The Obama administration's war on the CIA continued in force this week. The result may be prosecution of CIA interrogators who work to uncover threats to national security. This witch hunt does not make America safer.
Ignoring strong objections from CIA Director Leon E. Panetta, Attorney General Eric H. Holder Jr. appointed special prosecutor John H. Durham to examine the potential for criminal charges against CIA interrogators. The administration also declassified a 2004 report by the CIA's inspector general detailing interrogation techniques that may have crossed the line. A source in the intelligence community told us those CIA operatives who have not already retained counsel are lawyering up.
Sen. Christopher S. Bond, Missouri Republican, said Mr. Holder had pledged during the confirmation process not to pursue these cases. The attorney general defends his flip-flop, saying he has a duty to "examine the facts and follow the law." However, there is more than a hint of political grandstanding on display, particularly because the most severe allegations in the 2004 report already had been investigated by career Justice Department prosecutors during the George W. Bush administration. Operatives found to have committed violations were reprimanded, administratively punished or forced out.

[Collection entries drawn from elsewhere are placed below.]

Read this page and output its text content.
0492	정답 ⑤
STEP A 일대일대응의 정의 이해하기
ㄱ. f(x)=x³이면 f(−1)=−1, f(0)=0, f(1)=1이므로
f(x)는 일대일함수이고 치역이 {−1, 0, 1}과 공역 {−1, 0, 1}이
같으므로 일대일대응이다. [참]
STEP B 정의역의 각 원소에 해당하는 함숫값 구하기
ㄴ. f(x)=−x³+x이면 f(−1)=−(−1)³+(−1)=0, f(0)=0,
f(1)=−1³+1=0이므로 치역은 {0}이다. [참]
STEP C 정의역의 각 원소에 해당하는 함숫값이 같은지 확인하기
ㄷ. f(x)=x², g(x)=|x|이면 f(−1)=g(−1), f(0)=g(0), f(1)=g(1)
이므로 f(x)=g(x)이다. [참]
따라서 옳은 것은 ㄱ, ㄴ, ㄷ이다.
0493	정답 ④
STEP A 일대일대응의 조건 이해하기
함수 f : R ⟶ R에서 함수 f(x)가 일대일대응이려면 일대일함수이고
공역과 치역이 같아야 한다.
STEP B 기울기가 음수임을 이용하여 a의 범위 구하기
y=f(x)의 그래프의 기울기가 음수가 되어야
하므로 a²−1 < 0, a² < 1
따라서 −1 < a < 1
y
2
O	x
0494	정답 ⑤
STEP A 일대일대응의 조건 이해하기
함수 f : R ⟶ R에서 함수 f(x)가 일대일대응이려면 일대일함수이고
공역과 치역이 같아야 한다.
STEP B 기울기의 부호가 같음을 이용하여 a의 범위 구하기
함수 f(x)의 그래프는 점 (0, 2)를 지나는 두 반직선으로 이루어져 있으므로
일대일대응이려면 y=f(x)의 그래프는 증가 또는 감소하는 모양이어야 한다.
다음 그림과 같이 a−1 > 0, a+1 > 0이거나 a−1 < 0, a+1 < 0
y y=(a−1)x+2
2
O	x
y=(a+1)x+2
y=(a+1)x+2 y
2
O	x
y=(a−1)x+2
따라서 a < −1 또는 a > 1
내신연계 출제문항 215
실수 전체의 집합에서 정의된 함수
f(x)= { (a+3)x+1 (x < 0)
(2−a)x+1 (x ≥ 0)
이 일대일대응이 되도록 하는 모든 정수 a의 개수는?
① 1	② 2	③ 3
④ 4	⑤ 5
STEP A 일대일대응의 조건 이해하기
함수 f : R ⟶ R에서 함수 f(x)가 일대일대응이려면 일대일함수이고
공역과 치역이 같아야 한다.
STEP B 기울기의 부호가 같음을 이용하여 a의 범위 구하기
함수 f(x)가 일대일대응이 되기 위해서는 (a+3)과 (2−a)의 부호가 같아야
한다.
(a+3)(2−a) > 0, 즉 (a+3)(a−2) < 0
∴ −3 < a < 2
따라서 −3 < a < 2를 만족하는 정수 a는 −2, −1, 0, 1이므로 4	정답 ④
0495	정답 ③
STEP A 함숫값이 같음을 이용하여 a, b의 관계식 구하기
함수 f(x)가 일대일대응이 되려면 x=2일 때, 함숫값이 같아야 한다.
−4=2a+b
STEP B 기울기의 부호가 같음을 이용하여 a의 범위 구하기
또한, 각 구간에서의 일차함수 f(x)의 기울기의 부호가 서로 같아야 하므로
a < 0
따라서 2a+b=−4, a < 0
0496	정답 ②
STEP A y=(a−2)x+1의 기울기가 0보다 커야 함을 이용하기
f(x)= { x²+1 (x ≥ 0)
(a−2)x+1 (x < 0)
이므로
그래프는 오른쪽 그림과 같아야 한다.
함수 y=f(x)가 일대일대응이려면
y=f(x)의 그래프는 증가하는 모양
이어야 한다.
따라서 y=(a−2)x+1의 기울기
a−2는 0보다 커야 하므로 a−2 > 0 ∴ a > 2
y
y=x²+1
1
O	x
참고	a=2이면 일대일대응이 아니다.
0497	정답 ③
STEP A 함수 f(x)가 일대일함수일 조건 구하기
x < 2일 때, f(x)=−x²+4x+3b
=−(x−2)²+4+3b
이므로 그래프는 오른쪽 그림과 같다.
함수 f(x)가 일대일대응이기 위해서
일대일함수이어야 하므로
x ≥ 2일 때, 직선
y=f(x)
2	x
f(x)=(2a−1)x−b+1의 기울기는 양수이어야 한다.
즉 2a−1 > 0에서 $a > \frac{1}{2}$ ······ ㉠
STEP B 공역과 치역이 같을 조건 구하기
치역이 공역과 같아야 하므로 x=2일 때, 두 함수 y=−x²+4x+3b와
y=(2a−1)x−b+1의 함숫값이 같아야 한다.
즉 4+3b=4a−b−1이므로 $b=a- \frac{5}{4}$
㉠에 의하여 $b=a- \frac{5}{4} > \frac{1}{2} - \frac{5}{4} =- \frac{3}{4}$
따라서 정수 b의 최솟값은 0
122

The difference between now and then is that the Bush team pursued the matter in a low-key way that ensured accountability but did not embarrass the CIA. Mr. Holder's approach promises to publicly humiliate the agency and tarnish the Bush legacy, with no discernible benefit for national security. This is naked politics hiding behind the robe of justice.
We were reminded this week that the administration is only interested in openness that benefits its case. On Monday, Judicial Watch released two previously classified CIA documents showing the effectiveness of CIA interrogation techniques. The documents were obtained by a Freedom of Information Act request and after a personal appeal for their release by former Vice President Dick Cheney.

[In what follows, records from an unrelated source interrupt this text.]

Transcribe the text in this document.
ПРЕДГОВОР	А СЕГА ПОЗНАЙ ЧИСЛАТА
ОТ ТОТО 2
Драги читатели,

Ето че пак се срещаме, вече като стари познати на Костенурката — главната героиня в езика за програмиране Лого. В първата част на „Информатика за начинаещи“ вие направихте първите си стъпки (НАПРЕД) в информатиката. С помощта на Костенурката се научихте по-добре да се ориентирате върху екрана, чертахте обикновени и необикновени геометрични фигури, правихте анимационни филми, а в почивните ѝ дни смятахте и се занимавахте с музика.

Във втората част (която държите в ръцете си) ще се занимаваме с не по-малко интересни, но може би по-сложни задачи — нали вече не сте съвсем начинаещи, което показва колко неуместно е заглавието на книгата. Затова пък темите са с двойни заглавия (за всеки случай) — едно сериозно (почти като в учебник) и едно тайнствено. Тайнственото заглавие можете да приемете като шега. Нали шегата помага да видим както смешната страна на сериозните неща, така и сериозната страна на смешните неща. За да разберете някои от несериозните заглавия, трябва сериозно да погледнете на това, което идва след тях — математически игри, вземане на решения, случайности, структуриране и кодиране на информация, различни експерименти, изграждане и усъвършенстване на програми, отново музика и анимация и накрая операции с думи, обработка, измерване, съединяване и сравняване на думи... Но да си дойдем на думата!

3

The Obama administration refuses to discuss the product of interrogations and only focuses on the means by which information was received. This is because certain ends can justify certain means. The reports reveal a wealth of information on terrorist attack plans, techniques and strategies. We wonder why the vice president's office didn't produce unclassified versions for public dissemination four years ago.

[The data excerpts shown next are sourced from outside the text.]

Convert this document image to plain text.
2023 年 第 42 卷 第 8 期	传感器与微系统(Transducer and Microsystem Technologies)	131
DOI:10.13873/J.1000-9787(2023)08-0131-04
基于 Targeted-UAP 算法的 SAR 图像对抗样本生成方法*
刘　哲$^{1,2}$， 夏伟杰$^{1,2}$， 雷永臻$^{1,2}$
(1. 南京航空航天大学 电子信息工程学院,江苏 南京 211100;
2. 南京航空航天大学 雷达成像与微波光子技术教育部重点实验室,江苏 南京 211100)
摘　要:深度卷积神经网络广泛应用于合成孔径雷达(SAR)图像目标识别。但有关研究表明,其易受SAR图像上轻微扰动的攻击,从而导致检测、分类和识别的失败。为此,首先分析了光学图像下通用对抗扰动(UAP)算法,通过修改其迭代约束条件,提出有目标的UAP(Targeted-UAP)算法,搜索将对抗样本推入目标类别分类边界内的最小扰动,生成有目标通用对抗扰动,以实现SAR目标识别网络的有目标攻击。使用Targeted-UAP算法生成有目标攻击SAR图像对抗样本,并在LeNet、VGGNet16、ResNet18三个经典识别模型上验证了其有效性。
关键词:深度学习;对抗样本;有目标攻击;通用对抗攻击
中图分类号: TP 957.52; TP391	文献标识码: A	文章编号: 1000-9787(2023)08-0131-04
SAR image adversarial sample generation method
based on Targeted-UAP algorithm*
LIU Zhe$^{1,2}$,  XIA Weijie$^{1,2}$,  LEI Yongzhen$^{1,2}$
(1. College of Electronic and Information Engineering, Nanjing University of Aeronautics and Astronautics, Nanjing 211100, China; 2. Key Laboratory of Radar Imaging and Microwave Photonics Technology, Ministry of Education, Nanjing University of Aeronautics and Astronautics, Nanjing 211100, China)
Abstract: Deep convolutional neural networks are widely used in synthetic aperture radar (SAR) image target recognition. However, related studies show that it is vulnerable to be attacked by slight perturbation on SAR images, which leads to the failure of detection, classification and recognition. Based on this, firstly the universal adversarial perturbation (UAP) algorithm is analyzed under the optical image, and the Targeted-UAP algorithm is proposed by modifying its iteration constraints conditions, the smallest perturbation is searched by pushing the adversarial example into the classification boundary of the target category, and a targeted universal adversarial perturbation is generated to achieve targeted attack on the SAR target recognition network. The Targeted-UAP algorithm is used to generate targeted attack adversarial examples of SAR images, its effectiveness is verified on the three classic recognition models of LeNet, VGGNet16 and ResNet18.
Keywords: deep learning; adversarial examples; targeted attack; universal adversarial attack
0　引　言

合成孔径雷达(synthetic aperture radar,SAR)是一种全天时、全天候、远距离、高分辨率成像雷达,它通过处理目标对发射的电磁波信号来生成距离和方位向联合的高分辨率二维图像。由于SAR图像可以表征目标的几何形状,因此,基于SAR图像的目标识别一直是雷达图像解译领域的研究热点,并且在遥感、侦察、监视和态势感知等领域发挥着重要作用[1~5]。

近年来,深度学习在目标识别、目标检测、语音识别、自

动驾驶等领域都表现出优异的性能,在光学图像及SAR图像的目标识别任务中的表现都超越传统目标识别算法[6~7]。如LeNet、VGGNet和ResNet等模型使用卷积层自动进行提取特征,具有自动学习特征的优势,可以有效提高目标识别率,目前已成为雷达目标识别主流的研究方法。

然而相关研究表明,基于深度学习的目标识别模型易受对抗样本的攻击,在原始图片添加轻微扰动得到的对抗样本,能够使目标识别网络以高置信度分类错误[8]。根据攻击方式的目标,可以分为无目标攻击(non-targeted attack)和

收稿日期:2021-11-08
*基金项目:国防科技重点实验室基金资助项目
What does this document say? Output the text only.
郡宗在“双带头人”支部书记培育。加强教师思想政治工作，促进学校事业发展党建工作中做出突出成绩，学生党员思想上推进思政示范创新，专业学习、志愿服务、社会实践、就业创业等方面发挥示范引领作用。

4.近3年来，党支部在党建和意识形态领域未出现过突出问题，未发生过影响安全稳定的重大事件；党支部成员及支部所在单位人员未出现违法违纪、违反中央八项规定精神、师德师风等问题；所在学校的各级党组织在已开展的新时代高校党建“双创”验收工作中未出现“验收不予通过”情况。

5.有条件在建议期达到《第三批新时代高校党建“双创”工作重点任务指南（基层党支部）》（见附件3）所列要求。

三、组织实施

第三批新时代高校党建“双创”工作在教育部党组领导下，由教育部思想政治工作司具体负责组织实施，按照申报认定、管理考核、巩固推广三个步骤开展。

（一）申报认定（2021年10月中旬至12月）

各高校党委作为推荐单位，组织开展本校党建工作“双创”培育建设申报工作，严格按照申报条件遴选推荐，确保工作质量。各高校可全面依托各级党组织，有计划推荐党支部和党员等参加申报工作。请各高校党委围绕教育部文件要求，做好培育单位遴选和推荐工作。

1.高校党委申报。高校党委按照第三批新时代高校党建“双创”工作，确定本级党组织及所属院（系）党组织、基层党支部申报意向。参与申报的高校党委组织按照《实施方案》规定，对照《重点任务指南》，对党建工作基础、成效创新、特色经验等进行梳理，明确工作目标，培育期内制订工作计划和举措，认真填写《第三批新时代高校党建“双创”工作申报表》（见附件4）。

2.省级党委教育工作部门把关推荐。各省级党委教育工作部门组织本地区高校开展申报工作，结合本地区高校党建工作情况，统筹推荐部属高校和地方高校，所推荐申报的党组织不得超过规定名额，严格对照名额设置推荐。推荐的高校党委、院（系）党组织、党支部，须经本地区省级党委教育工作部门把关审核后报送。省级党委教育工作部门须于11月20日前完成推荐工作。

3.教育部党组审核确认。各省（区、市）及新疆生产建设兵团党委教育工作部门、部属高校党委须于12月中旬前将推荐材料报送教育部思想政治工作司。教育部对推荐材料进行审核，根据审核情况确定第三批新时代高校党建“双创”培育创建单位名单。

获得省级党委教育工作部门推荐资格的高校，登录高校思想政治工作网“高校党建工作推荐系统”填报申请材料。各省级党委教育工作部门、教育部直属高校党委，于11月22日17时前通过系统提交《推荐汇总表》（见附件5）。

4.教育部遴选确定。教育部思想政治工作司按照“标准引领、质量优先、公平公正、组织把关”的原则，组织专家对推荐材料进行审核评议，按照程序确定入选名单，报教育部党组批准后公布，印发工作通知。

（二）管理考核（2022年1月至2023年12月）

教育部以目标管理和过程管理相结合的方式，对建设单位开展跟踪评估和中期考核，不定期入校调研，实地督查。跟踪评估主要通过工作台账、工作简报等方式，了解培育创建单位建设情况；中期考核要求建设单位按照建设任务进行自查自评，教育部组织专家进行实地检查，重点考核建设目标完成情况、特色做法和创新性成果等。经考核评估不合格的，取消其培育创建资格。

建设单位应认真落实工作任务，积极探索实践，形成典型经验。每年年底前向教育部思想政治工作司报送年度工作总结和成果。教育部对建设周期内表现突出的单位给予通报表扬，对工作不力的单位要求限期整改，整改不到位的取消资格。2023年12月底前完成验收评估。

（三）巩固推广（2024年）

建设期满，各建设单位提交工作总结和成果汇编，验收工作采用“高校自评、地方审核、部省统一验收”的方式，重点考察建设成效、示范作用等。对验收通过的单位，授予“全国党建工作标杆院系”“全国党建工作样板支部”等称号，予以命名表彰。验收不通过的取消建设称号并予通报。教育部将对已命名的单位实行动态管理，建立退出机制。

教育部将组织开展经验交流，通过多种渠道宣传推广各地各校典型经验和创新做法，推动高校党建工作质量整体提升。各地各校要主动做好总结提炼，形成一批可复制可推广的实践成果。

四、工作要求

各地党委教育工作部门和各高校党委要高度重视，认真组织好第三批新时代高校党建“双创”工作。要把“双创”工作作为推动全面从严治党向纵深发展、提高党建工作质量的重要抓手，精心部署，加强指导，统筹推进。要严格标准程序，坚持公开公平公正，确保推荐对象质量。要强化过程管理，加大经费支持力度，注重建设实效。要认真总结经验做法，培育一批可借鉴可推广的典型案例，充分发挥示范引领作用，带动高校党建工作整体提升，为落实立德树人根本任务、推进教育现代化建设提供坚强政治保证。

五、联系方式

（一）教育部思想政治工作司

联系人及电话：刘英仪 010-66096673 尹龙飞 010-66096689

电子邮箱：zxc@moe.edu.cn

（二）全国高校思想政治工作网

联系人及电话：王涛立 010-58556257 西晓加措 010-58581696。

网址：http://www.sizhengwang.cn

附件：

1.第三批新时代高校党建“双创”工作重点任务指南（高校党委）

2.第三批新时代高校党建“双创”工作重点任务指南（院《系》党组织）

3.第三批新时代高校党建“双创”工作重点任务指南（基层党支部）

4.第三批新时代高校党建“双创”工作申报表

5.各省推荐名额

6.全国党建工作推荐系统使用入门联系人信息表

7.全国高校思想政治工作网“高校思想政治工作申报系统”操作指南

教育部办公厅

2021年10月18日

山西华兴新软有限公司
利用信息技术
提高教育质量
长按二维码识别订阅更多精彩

The administration has banned the CIA from future interrogations and handed the process over to the FBI, which will act under the direct supervision of the White House, perhaps by a new "interrogation czar." There is no reason to believe that this reorganization of responsibilities will make the system more effective, but there are many reasons to believe it will make it less so. Any government program subject to such a rigorous degree of high-level scrutiny will mean those involved will take fewer risks and demonstrate less initiative and imagination. The intelligence community cannot move forward if everyone in it is watching his back.
We agree with Rep. Peter T. King, New York Republican, who called the attorney general's moves a "declaration of war... against common sense." Mr. Holder's vendetta against the CIA undermines national security by taking seasoned professionals out of the fight in the war on terror.